Many of the GOP House members who drove the movement to shut down the government over the Affordable Care Act (ACA) hail from districts that, like AL-1, are safely Republican. These districts often have prospective primary challengers, who, like Young, spout extreme rhetoric that resonates well with their constituencies. From a reelection perspective, the uncompromising, far-right stances of incumbents are not just understandable, but would be considered tame by their constituents.

These GOP primaries have caused national public opinion regarding the Republican Party to deteriorate. Polls consistently showed that people blamed Republicans for the federal government shutdown more than Democrats or President Obama. Further, those supporting the shutdown failed in their attempt to stop Obamacare, as essentially nothing regarding the implementation of the ACA was altered or delayed in the shutdown-ending deal.

So Christie, who has remained immensely popular in spite of persistently bad publicity surrounding the GOP, has yet to be fully and enthusiastically embraced by the core of a defeated party that is in desperate need of remodeling and can no longer exclusively appeal to white voters.

White Vote in Presidential Elections

Is it because he doesn’t stick to traditional Republican values? Christie has consistently reaffirmed his identity as a conservative despite his state’s left-leaning tendencies, and he has even been called a “strong voice for conservative governance” by Americans for Tax Reform President Grover Norquist, who cited his reduction of unfunded state liabilities. Christie recently dropped his appeal of the New Jersey Supreme Court ruling allowing same-sex marriage, but he did so while restating his personal belief that marriage should be between a man and a woman.

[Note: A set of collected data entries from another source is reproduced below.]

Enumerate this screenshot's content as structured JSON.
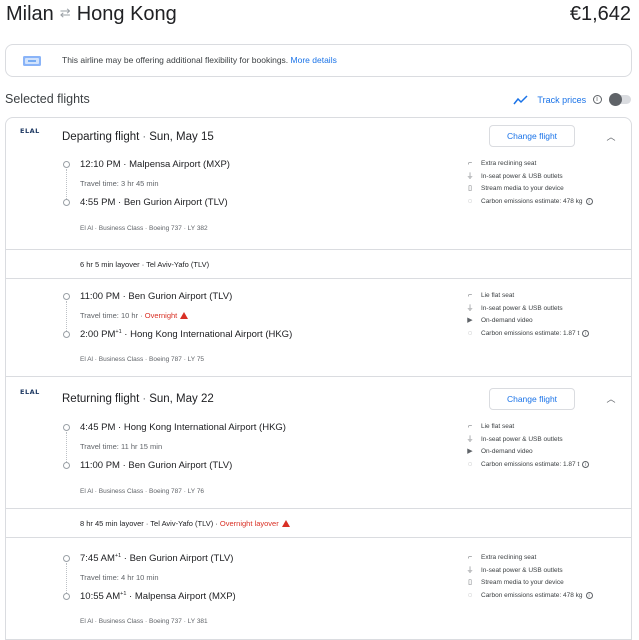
{
  "header": {
    "origin": "Milan",
    "destination": "Hong Kong",
    "price": "€1,642"
  },
  "notice": {
    "text": "This airline may be offering additional flexibility for bookings.",
    "link": "More details"
  },
  "selected": {
    "title": "Selected flights",
    "track_label": "Track prices",
    "track_on": false
  },
  "departing": {
    "label": "Departing flight",
    "date": "Sun, May 15",
    "change_label": "Change flight",
    "airline_logo": "ELAL",
    "segments": [
      {
        "dep_time": "12:10 PM",
        "dep_airport": "Malpensa Airport (MXP)",
        "travel": "Travel time: 3 hr 45 min",
        "overnight": "",
        "arr_time": "4:55 PM",
        "arr_sup": "",
        "arr_airport": "Ben Gurion Airport (TLV)",
        "meta": "El Al · Business Class · Boeing 737 · LY 382",
        "amenities": [
          {
            "icon": "seat-icon",
            "text": "Extra reclining seat"
          },
          {
            "icon": "power-icon",
            "text": "In-seat power & USB outlets"
          },
          {
            "icon": "stream-icon",
            "text": "Stream media to your device"
          },
          {
            "icon": "co2-icon",
            "text": "Carbon emissions estimate: 478 kg"
          }
        ]
      },
      {
        "dep_time": "11:00 PM",
        "dep_airport": "Ben Gurion Airport (TLV)",
        "travel": "Travel time: 10 hr",
        "overnight": "Overnight",
        "arr_time": "2:00 PM",
        "arr_sup": "+1",
        "arr_airport": "Hong Kong International Airport (HKG)",
        "meta": "El Al · Business Class · Boeing 787 · LY 75",
        "amenities": [
          {
            "icon": "seat-icon",
            "text": "Lie flat seat"
          },
          {
            "icon": "power-icon",
            "text": "In-seat power & USB outlets"
          },
          {
            "icon": "video-icon",
            "text": "On-demand video"
          },
          {
            "icon": "co2-icon",
            "text": "Carbon emissions estimate: 1.87 t"
          }
        ]
      }
    ],
    "layover": {
      "text": "6 hr 5 min layover · Tel Aviv-Yafo (TLV)",
      "overnight": ""
    }
  },
  "returning": {
    "label": "Returning flight",
    "date": "Sun, May 22",
    "change_label": "Change flight",
    "airline_logo": "ELAL",
    "segments": [
      {
        "dep_time": "4:45 PM",
        "dep_sup": "",
        "dep_airport": "Hong Kong International Airport (HKG)",
        "travel": "Travel time: 11 hr 15 min",
        "overnight": "",
        "arr_time": "11:00 PM",
        "arr_sup": "",
        "arr_airport": "Ben Gurion Airport (TLV)",
        "meta": "El Al · Business Class · Boeing 787 · LY 76",
        "amenities": [
          {
            "icon": "seat-icon",
            "text": "Lie flat seat"
          },
          {
            "icon": "power-icon",
            "text": "In-seat power & USB outlets"
          },
          {
            "icon": "video-icon",
            "text": "On-demand video"
          },
          {
            "icon": "co2-icon",
            "text": "Carbon emissions estimate: 1.87 t"
          }
        ]
      },
      {
        "dep_time": "7:45 AM",
        "dep_sup": "+1",
        "dep_airport": "Ben Gurion Airport (TLV)",
        "travel": "Travel time: 4 hr 10 min",
        "overnight": "",
        "arr_time": "10:55 AM",
        "arr_sup": "+1",
        "arr_airport": "Malpensa Airport (MXP)",
        "meta": "El Al · Business Class · Boeing 737 · LY 381",
        "amenities": [
          {
            "icon": "seat-icon",
            "text": "Extra reclining seat"
          },
          {
            "icon": "power-icon",
            "text": "In-seat power & USB outlets"
          },
          {
            "icon": "stream-icon",
            "text": "Stream media to your device"
          },
          {
            "icon": "co2-icon",
            "text": "Carbon emissions estimate: 478 kg"
          }
        ]
      }
    ],
    "layover": {
      "text": "8 hr 45 min layover · Tel Aviv-Yafo (TLV) · ",
      "overnight": "Overnight layover"
    }
  },
  "colors": {
    "accent": "#1a73e8",
    "warning": "#d93025",
    "border": "#dadce0",
    "logo": "#1f3a63"
  }
}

Provided that he decides to actually run for president in 2016, the primary process may, unfortunately for Christie, prove similar to Virginia’s Republican state convention. The Iowa caucuses and the New Hampshire primary project to be winnable opportunities, but the primaries in South Carolina and possibly North Carolina may derail his momentum as candidates are pressured to promote their conservative ideals.

Those who rallied around Rick Santorum in 2012 are likely to rally around a candidate like Ted Cruz in 2016. Cruz, as an outspoken former collegiate national debate champion, would not hesitate to lead the attacks on Christie’s conservative credentials. This expected tendency to move to the right during the Republican primaries is particularly fatal in the YouTube era.

By the time the next cycle begins, Christie may again decline to run. Hillary Clinton, should she decide to officially declare her candidacy, may generate enough excitement as the potential first female president to the point that any Republican candidate would lose in the general election. Perhaps a currently unknown candidate will emerge and take the party by storm.

Regardless of what happens over the next three years, the GOP needs to be publicly enthusiastic about candidates like Christie, not just receptive, if it wants to compete for the presidency in both the near and distant future.